Crash avoidance technologies such as advanced driver assistance systems (ADAS) can reduce road incidents, helping to save lives in these complicated scenarios. For example, automatic emergency braking has been shown to reduce front-to-rear crashes by 50% and pedestrian crashes by 27%.
Achieving these results across cities, countries, and driving styles is no small task. Traditional, rule-based planning methods for controlling ADAS functionality often struggle to negotiate and adapt to real-time sensor data in dense urban driving scenarios. These human-defined, logic-based planners rely on pre-specified rules, which can’t scale to include enough potential scenarios for the planner to react appropriately in any given traffic situation.
AI planner
Introducing an AI-based planner into the system can help to handle the massive amount of input coming into a vehicle as it travels through highly variable and dynamic urban environments.

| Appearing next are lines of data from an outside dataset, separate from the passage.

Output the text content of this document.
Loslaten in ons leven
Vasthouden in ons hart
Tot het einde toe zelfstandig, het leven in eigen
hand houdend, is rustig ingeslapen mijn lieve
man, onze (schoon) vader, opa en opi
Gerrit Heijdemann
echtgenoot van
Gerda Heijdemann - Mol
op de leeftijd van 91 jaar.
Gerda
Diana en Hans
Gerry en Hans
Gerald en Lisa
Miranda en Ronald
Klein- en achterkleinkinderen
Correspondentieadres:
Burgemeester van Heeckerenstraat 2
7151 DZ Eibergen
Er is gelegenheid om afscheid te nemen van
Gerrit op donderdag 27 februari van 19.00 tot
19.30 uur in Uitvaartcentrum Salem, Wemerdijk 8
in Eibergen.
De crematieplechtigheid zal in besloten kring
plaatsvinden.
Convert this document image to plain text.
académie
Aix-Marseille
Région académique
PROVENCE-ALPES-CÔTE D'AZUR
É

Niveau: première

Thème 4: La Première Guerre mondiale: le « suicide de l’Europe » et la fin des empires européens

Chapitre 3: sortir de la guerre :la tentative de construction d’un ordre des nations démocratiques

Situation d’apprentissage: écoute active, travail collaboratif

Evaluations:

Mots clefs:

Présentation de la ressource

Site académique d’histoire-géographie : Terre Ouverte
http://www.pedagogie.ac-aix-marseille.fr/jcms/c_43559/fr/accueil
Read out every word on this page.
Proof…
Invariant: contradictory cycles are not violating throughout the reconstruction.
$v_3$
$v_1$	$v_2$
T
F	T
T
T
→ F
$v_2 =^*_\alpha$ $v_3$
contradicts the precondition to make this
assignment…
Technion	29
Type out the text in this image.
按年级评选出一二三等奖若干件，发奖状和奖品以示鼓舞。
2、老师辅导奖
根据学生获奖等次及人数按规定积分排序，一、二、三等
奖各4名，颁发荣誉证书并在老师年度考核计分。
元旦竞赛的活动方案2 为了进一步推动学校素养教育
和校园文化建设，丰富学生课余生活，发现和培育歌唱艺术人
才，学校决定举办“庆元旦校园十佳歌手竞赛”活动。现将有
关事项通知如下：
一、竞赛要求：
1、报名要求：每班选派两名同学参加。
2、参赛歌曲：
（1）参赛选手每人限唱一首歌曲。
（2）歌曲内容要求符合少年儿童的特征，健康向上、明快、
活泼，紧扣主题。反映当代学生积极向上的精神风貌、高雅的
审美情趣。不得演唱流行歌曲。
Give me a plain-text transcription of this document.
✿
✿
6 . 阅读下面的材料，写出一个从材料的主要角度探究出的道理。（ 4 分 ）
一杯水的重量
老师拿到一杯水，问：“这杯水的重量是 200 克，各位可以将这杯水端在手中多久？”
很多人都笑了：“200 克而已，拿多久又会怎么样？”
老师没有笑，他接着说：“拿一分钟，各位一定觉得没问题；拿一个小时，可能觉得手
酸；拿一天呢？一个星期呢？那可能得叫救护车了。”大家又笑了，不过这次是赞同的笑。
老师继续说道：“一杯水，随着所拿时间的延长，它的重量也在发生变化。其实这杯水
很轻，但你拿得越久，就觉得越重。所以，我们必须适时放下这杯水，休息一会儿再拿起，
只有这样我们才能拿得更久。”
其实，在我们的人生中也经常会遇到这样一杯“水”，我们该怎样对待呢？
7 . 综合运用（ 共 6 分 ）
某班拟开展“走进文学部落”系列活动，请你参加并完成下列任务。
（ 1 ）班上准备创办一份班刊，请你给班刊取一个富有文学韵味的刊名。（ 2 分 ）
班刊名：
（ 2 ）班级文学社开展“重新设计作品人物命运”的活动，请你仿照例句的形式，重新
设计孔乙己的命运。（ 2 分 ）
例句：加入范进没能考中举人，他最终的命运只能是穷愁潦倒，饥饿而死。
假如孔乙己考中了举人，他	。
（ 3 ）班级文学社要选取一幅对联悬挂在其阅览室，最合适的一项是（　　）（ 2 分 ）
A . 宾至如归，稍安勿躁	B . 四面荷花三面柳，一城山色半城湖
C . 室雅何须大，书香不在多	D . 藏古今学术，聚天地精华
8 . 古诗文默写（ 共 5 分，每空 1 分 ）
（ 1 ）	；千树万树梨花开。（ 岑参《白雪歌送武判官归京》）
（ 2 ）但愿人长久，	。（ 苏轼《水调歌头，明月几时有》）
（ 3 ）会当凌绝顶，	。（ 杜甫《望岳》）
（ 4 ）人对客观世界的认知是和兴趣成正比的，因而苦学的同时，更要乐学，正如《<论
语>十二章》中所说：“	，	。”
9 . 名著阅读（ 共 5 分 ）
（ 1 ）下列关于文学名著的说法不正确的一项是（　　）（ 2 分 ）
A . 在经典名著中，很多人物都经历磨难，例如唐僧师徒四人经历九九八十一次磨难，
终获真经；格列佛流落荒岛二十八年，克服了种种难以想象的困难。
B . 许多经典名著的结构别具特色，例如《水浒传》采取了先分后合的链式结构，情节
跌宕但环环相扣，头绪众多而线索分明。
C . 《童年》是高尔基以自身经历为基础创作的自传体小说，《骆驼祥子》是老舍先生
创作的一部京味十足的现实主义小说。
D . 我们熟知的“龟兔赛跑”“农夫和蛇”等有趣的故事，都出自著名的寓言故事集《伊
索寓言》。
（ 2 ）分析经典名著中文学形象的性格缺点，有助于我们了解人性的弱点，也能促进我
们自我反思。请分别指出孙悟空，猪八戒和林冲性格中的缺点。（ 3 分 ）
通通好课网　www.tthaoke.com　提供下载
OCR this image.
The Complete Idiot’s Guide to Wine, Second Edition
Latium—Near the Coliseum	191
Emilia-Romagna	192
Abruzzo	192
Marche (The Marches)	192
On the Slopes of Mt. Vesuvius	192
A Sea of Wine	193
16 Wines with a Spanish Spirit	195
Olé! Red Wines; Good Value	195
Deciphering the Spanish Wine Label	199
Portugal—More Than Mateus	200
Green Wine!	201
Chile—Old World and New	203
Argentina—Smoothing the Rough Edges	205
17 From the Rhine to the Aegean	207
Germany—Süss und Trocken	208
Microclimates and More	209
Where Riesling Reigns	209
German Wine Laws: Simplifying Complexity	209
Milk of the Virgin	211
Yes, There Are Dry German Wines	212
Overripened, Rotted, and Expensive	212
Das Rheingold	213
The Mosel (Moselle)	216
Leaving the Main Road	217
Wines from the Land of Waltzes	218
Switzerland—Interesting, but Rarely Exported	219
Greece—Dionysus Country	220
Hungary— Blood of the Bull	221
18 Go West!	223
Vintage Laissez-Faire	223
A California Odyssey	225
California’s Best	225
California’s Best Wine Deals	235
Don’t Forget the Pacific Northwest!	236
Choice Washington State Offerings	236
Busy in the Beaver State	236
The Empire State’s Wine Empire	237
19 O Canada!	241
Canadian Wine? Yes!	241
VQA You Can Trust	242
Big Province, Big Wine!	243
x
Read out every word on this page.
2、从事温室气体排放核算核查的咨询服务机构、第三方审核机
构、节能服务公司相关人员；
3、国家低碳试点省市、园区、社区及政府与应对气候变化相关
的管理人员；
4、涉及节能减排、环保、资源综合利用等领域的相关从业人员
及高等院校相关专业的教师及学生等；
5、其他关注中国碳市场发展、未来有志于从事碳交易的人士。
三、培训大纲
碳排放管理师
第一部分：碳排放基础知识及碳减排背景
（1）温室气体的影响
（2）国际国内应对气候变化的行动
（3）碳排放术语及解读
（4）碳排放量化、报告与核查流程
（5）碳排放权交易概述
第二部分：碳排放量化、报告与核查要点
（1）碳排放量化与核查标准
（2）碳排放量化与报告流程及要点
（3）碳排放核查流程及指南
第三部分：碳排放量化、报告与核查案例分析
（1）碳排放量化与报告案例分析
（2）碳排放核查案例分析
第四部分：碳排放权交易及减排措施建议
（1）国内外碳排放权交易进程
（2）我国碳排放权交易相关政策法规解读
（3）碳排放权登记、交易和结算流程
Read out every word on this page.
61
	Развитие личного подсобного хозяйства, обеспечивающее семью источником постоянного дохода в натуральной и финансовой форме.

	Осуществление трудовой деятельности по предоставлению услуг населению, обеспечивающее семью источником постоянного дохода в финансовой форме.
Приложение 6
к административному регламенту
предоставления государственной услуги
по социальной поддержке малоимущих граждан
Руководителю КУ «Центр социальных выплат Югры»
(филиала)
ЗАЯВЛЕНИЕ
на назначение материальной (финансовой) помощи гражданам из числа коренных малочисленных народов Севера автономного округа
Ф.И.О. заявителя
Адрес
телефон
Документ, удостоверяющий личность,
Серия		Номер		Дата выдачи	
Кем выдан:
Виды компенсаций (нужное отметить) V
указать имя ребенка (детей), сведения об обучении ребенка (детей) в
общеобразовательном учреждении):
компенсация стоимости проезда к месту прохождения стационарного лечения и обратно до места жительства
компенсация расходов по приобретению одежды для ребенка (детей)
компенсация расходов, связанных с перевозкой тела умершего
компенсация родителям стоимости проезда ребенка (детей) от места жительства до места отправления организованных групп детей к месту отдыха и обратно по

Capable of running large language models while simultaneously processing input from multiple perception systems, an AI planner uses a data-driven approach to learn and adapt in real-time.
Because it is a decision-based transformer, an AI planner understands what information is contextually relevant to the scenario, so the driver assistance system can act upon it quickly and effectively. This ability to quickly and holistically process data allows the planner to solve complex urban traffic problems and achieve a more accurate and human-like driving experience.
Best of both with Snapdragon Ride
To provide a human-like experience, the Snapdragon Ride platform employs a hybrid architecture that blends both types of planning. The AI planner is a fully data-driven, transformer-based model, while the traditional planner serves as a safety guardrail and verifier. The models co-exist on the same heterogeneous system-on-a-chip (SoC), running on separate blocks, so there is no computational interference. The AI planner benefits from AI acceleration in the neural processing unit (NPU) while traditional planners run on the central processing unit (CPU).
Validated in both simulations and real-world scenarios, the AI planner has demonstrated its ability to solve complex traffic scenarios, including unprotected turns, navigating roundabouts, and handling dense traffic merges.
Incorporating both traditional and AI planning gives automakers a robust solution for tackling the challenges posed by dense urban environments, allowing them to fine-tune and customize ADAS features to meet unique market needs. The move toward AI planning will help them to create a more human-like driving experience, potentially revolutionizing urban traffic management.